The i.c.v. injection of M2 cells did not yield a very significant behavioral effect, although a molecular effect was indeed observed. While prima facie surprising, this could, in fact, be due to the injury associated with the application of cells. Indeed, it is quite possible that the directly injected M2 cells would be marshaled by the CNS to participate in wound healing—rather than in support of cognition.
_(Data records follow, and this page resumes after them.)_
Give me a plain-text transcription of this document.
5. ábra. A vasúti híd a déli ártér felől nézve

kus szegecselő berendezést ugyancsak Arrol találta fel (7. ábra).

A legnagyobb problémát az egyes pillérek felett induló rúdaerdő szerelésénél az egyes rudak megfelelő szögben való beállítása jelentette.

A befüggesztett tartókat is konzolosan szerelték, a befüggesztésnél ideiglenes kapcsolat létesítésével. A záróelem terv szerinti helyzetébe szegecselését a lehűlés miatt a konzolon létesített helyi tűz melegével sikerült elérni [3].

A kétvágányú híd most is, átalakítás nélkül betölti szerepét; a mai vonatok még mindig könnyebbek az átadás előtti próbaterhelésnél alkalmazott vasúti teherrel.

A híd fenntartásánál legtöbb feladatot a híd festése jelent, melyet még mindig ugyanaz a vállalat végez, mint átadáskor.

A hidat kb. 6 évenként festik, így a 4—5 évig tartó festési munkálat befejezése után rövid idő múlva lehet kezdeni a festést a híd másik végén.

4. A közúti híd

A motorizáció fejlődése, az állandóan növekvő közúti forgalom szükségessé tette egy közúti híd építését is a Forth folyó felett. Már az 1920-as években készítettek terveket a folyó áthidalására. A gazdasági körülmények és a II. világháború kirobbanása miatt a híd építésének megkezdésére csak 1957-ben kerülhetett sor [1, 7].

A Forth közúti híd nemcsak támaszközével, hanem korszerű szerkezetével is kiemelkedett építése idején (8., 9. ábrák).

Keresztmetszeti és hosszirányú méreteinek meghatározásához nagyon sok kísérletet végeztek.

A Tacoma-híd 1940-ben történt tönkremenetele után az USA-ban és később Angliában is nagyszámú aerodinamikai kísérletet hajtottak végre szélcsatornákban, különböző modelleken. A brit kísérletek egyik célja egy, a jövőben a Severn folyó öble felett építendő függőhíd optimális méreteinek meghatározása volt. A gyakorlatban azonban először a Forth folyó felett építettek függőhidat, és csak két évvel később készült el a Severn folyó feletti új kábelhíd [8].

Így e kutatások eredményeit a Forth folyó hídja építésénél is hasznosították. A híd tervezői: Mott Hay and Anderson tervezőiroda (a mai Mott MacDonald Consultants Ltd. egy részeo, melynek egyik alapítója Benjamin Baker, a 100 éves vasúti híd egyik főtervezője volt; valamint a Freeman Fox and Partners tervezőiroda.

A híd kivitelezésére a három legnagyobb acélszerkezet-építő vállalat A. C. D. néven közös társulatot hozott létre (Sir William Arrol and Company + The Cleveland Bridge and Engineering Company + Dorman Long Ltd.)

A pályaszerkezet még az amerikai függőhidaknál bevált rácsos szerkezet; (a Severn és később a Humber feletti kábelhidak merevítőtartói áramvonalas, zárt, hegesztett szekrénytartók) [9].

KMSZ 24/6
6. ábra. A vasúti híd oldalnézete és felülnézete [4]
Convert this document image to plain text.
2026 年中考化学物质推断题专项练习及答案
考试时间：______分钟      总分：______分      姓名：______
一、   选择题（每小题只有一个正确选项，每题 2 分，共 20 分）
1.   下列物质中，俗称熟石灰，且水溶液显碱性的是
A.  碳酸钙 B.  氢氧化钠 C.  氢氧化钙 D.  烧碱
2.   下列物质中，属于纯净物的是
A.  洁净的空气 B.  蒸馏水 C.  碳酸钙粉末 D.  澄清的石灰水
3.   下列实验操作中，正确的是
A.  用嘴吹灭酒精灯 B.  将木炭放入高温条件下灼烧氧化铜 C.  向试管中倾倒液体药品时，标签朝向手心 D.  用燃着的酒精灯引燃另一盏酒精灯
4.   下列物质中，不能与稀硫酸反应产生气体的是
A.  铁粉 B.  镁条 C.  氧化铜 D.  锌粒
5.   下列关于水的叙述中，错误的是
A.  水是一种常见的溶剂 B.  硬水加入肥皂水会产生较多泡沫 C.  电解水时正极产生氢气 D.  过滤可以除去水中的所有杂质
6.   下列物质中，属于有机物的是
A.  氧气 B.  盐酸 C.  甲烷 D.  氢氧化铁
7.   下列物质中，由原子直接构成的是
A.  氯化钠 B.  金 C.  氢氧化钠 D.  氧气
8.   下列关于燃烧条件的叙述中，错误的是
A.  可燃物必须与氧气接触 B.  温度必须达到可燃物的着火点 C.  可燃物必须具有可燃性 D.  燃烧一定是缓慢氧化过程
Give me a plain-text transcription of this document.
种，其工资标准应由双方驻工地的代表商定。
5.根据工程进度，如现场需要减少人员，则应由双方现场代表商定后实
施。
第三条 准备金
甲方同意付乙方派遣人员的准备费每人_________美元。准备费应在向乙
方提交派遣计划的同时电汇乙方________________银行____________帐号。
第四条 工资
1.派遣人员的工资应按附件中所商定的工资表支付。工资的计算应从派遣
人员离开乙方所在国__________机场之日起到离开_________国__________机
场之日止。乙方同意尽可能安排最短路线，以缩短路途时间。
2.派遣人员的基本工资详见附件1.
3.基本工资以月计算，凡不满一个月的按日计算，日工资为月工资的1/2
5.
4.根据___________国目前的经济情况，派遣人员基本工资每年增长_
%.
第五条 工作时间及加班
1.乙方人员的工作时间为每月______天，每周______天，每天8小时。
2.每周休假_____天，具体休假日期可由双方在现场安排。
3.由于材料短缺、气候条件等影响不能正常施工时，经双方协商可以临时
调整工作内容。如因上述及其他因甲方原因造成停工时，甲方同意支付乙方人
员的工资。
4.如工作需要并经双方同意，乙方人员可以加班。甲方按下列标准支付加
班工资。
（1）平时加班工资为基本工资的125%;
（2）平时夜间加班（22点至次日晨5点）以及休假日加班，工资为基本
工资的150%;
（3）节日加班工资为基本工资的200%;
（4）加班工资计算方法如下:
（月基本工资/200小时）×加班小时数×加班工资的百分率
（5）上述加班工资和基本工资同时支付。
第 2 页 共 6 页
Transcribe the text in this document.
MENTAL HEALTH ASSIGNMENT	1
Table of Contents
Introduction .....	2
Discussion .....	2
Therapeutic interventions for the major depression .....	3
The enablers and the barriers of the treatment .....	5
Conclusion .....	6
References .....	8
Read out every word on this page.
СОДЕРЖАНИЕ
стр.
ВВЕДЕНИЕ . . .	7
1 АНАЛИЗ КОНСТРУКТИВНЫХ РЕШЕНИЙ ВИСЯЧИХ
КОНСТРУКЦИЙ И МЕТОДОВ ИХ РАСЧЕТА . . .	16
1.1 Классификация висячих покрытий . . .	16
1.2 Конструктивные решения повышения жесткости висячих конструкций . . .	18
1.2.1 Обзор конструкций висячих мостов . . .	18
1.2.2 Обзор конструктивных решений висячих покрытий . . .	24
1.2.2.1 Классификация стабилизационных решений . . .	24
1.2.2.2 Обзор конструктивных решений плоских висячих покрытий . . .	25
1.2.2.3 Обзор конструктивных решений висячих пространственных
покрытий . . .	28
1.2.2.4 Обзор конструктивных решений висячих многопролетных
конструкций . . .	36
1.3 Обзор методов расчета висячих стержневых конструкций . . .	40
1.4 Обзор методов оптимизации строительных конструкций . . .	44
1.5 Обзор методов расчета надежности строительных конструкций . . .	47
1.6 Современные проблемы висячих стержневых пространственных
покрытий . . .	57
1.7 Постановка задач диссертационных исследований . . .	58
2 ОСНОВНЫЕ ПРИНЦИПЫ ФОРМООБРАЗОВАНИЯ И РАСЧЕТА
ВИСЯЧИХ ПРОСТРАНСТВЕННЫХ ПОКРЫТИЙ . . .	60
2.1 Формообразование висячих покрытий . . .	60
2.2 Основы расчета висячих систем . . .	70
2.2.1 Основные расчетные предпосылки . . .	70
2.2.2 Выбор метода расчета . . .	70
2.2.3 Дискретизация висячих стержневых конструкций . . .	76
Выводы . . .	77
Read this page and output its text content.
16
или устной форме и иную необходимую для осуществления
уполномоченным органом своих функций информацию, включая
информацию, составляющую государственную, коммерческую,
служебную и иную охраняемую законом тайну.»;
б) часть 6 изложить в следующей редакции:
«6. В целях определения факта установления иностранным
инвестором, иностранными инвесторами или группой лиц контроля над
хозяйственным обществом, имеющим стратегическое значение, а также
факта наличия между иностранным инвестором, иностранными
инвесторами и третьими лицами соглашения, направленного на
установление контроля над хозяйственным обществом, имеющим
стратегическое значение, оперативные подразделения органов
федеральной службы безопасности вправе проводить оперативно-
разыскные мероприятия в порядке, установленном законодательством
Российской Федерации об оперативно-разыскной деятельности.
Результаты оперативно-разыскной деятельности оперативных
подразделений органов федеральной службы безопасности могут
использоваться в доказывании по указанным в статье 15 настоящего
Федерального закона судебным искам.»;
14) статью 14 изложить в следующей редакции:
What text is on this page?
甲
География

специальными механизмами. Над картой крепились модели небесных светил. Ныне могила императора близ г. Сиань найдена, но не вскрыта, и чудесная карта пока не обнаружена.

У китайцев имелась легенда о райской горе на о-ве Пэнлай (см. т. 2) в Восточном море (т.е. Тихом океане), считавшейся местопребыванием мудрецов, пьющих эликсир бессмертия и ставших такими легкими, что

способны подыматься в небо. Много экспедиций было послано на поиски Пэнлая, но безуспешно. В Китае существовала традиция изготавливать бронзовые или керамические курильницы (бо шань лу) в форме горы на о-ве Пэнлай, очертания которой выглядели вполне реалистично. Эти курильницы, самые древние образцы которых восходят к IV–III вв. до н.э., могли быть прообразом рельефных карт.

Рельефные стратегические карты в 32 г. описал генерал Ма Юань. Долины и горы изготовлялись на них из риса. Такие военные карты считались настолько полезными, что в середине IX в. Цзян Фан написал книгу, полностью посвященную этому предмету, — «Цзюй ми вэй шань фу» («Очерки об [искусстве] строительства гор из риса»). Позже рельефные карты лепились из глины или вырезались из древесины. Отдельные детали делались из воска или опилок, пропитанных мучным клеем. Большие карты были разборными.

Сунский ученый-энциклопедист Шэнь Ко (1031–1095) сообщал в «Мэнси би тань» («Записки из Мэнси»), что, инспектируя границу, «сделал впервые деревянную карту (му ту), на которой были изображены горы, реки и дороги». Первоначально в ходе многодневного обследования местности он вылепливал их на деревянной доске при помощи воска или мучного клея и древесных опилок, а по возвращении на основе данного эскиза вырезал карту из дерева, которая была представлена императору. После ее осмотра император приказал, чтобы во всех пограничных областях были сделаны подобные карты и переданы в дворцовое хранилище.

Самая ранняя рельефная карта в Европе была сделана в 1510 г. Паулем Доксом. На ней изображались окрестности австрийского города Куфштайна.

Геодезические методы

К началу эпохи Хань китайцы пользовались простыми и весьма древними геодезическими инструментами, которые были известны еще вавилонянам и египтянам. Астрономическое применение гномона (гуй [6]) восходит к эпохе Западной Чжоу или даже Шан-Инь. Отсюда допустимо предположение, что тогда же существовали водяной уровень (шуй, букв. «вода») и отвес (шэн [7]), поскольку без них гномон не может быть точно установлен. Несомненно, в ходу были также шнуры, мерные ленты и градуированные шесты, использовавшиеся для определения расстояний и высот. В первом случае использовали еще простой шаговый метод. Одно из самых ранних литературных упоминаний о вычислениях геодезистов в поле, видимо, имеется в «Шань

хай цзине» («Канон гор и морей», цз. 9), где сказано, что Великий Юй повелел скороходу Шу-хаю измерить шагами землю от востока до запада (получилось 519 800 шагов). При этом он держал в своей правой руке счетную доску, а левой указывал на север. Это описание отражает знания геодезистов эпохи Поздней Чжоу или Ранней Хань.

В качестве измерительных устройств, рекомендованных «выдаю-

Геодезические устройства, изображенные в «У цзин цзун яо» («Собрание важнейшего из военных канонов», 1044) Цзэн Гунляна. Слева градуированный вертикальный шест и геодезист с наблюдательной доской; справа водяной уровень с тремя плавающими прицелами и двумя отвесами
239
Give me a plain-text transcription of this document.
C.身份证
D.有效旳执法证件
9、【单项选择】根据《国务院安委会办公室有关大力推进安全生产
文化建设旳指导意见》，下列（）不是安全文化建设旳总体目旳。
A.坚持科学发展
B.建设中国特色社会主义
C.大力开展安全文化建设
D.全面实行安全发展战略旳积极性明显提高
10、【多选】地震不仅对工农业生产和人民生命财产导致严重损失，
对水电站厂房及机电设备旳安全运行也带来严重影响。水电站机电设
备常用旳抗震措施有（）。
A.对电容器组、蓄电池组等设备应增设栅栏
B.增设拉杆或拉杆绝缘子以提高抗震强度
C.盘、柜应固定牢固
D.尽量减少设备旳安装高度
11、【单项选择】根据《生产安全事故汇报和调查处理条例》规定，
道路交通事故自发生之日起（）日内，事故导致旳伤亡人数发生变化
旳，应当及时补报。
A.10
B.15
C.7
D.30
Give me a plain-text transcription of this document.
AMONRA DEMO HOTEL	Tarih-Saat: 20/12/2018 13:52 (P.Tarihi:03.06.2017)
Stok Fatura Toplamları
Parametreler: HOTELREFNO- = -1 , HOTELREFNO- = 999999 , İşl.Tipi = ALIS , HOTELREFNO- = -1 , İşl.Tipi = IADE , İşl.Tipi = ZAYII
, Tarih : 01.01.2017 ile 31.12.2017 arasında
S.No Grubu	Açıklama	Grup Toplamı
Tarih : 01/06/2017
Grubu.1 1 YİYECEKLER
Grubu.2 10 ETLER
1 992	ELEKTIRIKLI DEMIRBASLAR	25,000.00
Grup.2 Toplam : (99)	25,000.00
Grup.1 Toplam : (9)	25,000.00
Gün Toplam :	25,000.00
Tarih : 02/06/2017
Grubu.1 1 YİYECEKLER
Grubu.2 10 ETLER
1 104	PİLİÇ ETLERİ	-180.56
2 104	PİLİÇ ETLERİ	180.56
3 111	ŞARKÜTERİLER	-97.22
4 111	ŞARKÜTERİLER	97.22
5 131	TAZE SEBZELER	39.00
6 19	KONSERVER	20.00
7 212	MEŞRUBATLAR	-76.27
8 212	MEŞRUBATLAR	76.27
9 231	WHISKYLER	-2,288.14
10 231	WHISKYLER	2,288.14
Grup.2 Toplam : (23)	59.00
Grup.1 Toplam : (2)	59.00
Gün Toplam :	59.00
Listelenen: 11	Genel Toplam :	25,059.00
The likelihood of this scenario is further supported by the fact that the number of cells injected was quite small (a necessity, given the tight constraints of intraventricular fluid pressure that limit injection volume), and that the injury was directly available to the skewed macrophages. Furthermore, microscopic examination post-injury shows significant intercalation of labeled cells within the brain parenchyma (not shown).
The effect of i.c.v. injection on peripheral immunity is intriguing, though not unprecedented. It has been recently shown that the CNS, via the splenic nerve, may be able to directly effect downregulation of macrophage-derived TNFα in spleen (Rosas-Ballina, PNAS, 2008). Whether the observations described in this paper are a result of meningeal or parenchymal immunity affecting peripheral immunity are unclear, and will require further study.
Collectively, we have shown here evidence that anti-inflammatory myeloid cells administered i.v. can significantly ameliorate cognitive impairment in mice lacking adaptive immune cells. While it has been amply demonstrated by our group and others that CD4+
T cells function in support of cognition (Derecki et al., 2010
), to our knowledge this is the first time that an immune-based T cell-independent boost of cognitive function has been demonstrated. The obviation of T cells as a necessary component in the support of learning and memory by the immune system is critical in terms of bridging the gap between bench and bedside application of basic neuroimmunology. Therapies that necessitate direct T cell manipulation are inherently risky. A boost of T cell function, if not well-controlled, can result in catastrophic autoimmunity, while suppression of T cell function increases the risk of cancer (Mantovani and Sica, 2010
; Sica et al., 2008
), and, as demonstrated recently, can also result in unanticipated inflammation and cognitive consequences (Derecki et al., 2010
). Myeloid cells, on the other hand, provide an opportunity to harness the therapeutic power of the immune system, and its ability to innately target anatomical sites of dysfunction—such as the meningeal spaces—without substantial risk of autoimmune consequences.